Nous avons ainsi réalisé une observation spontanée et subjective des espaces publics du centre de Tunis, par le biais de l`immersion directe sur le terrain. Nous avons focalisé notre attention plus particulièrement sur le dévoilement des dynamiques relationnelles (individuelles et collectives), sur les propensions et les sensibilités de chacun, même en respectant les thématiques étudiées au cours de la construction problématique. Ce qui pourrait être défini comme une «pratique liquide» du travail de recherche s`est en fait révélée être une façon de confondre les rôles au sein du groupe, de communiquer les compétences, de diriger les aptitudes professionnelles vers un mélange d’approches, de respect et d`acquisition des logiques d`autres techniques et sensibilités. Les longues réunions collectives, organisées le soir et le matin, ont facilité le partage des lectures individuelles et les difficiles prises de décisions ont été, pour la plupart, intégrées dans un processus et un programme de travail qui évoluait de jour en jour.
Le deuxième point, c’est-à-dire le choix de la composition du groupe de recherche, est cohérent et essentiel.

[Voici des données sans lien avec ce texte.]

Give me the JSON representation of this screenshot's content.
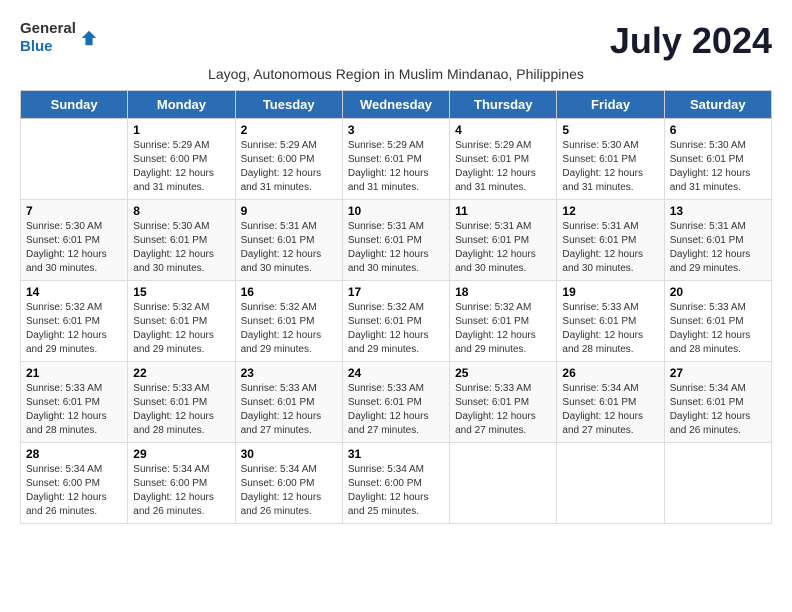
{
  "header": {
    "logo_general": "General",
    "logo_blue": "Blue",
    "month_title": "July 2024",
    "subtitle": "Layog, Autonomous Region in Muslim Mindanao, Philippines"
  },
  "days_of_week": [
    "Sunday",
    "Monday",
    "Tuesday",
    "Wednesday",
    "Thursday",
    "Friday",
    "Saturday"
  ],
  "weeks": [
    [
      {
        "day": "",
        "info": ""
      },
      {
        "day": "1",
        "info": "Sunrise: 5:29 AM\nSunset: 6:00 PM\nDaylight: 12 hours\nand 31 minutes."
      },
      {
        "day": "2",
        "info": "Sunrise: 5:29 AM\nSunset: 6:00 PM\nDaylight: 12 hours\nand 31 minutes."
      },
      {
        "day": "3",
        "info": "Sunrise: 5:29 AM\nSunset: 6:01 PM\nDaylight: 12 hours\nand 31 minutes."
      },
      {
        "day": "4",
        "info": "Sunrise: 5:29 AM\nSunset: 6:01 PM\nDaylight: 12 hours\nand 31 minutes."
      },
      {
        "day": "5",
        "info": "Sunrise: 5:30 AM\nSunset: 6:01 PM\nDaylight: 12 hours\nand 31 minutes."
      },
      {
        "day": "6",
        "info": "Sunrise: 5:30 AM\nSunset: 6:01 PM\nDaylight: 12 hours\nand 31 minutes."
      }
    ],
    [
      {
        "day": "7",
        "info": "Sunrise: 5:30 AM\nSunset: 6:01 PM\nDaylight: 12 hours\nand 30 minutes."
      },
      {
        "day": "8",
        "info": "Sunrise: 5:30 AM\nSunset: 6:01 PM\nDaylight: 12 hours\nand 30 minutes."
      },
      {
        "day": "9",
        "info": "Sunrise: 5:31 AM\nSunset: 6:01 PM\nDaylight: 12 hours\nand 30 minutes."
      },
      {
        "day": "10",
        "info": "Sunrise: 5:31 AM\nSunset: 6:01 PM\nDaylight: 12 hours\nand 30 minutes."
      },
      {
        "day": "11",
        "info": "Sunrise: 5:31 AM\nSunset: 6:01 PM\nDaylight: 12 hours\nand 30 minutes."
      },
      {
        "day": "12",
        "info": "Sunrise: 5:31 AM\nSunset: 6:01 PM\nDaylight: 12 hours\nand 30 minutes."
      },
      {
        "day": "13",
        "info": "Sunrise: 5:31 AM\nSunset: 6:01 PM\nDaylight: 12 hours\nand 29 minutes."
      }
    ],
    [
      {
        "day": "14",
        "info": "Sunrise: 5:32 AM\nSunset: 6:01 PM\nDaylight: 12 hours\nand 29 minutes."
      },
      {
        "day": "15",
        "info": "Sunrise: 5:32 AM\nSunset: 6:01 PM\nDaylight: 12 hours\nand 29 minutes."
      },
      {
        "day": "16",
        "info": "Sunrise: 5:32 AM\nSunset: 6:01 PM\nDaylight: 12 hours\nand 29 minutes."
      },
      {
        "day": "17",
        "info": "Sunrise: 5:32 AM\nSunset: 6:01 PM\nDaylight: 12 hours\nand 29 minutes."
      },
      {
        "day": "18",
        "info": "Sunrise: 5:32 AM\nSunset: 6:01 PM\nDaylight: 12 hours\nand 29 minutes."
      },
      {
        "day": "19",
        "info": "Sunrise: 5:33 AM\nSunset: 6:01 PM\nDaylight: 12 hours\nand 28 minutes."
      },
      {
        "day": "20",
        "info": "Sunrise: 5:33 AM\nSunset: 6:01 PM\nDaylight: 12 hours\nand 28 minutes."
      }
    ],
    [
      {
        "day": "21",
        "info": "Sunrise: 5:33 AM\nSunset: 6:01 PM\nDaylight: 12 hours\nand 28 minutes."
      },
      {
        "day": "22",
        "info": "Sunrise: 5:33 AM\nSunset: 6:01 PM\nDaylight: 12 hours\nand 28 minutes."
      },
      {
        "day": "23",
        "info": "Sunrise: 5:33 AM\nSunset: 6:01 PM\nDaylight: 12 hours\nand 27 minutes."
      },
      {
        "day": "24",
        "info": "Sunrise: 5:33 AM\nSunset: 6:01 PM\nDaylight: 12 hours\nand 27 minutes."
      },
      {
        "day": "25",
        "info": "Sunrise: 5:33 AM\nSunset: 6:01 PM\nDaylight: 12 hours\nand 27 minutes."
      },
      {
        "day": "26",
        "info": "Sunrise: 5:34 AM\nSunset: 6:01 PM\nDaylight: 12 hours\nand 27 minutes."
      },
      {
        "day": "27",
        "info": "Sunrise: 5:34 AM\nSunset: 6:01 PM\nDaylight: 12 hours\nand 26 minutes."
      }
    ],
    [
      {
        "day": "28",
        "info": "Sunrise: 5:34 AM\nSunset: 6:00 PM\nDaylight: 12 hours\nand 26 minutes."
      },
      {
        "day": "29",
        "info": "Sunrise: 5:34 AM\nSunset: 6:00 PM\nDaylight: 12 hours\nand 26 minutes."
      },
      {
        "day": "30",
        "info": "Sunrise: 5:34 AM\nSunset: 6:00 PM\nDaylight: 12 hours\nand 26 minutes."
      },
      {
        "day": "31",
        "info": "Sunrise: 5:34 AM\nSunset: 6:00 PM\nDaylight: 12 hours\nand 25 minutes."
      },
      {
        "day": "",
        "info": ""
      },
      {
        "day": "",
        "info": ""
      },
      {
        "day": "",
        "info": ""
      }
    ]
  ]
}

Ce groupe de recherche est composé de sensibilités (comme il est d’usage dans les travaux collectifs), de professions (réalisateurs, photographes, chercheurs universitaires), d’expériences (seulement une partie du groupe connaissait Tunis et les pays arabes), ainsi que d`intérêts différents (seulement certains avait une grande expérience dans le domaine des études urbaines). (…)
Notre objectif ne se résumait pas uniquement à «mettre ensemble» des vidéos, des textes, des photos, des représentations graphiques et une solution technique de publication en ligne, mais aussi à essayer de mélanger ces différentes formes de narration en faisant en sorte que les mots influent sur la définition des images, qui à leur tour pourraient influer sur le choix des mêmes images. Nous avons cru en nos diversités en matière de regards et de compétences, convaincus que ces diversités pouvaient constituer un bien commun qui s’est, selon nous, transformé en projet.
La forme web que nous avons sélectionnée est consubstantielle au choix du projet et à la volonté de divulguer une expérience et une connaissance, acquises à partir de méthodes et de thématiques de la recherche géographique, auprès d’un public plus vaste que le contexte universitaire, un public potentiellement même très vaste puisque c’est celui du réseau et du champs de la communication électronique. Vous n`êtes donc pas en train de lire une recherche, en train de regarder un site ou en train de feuilleter d`images, vous êtes en train de consulter le numéro zéro d`une géo-web-recherche, que nous espérons pouvoir poursuivre avec d`autres étapes, d’autres lieux, avec des groupes et des compétences toujours ouverts et pluriels.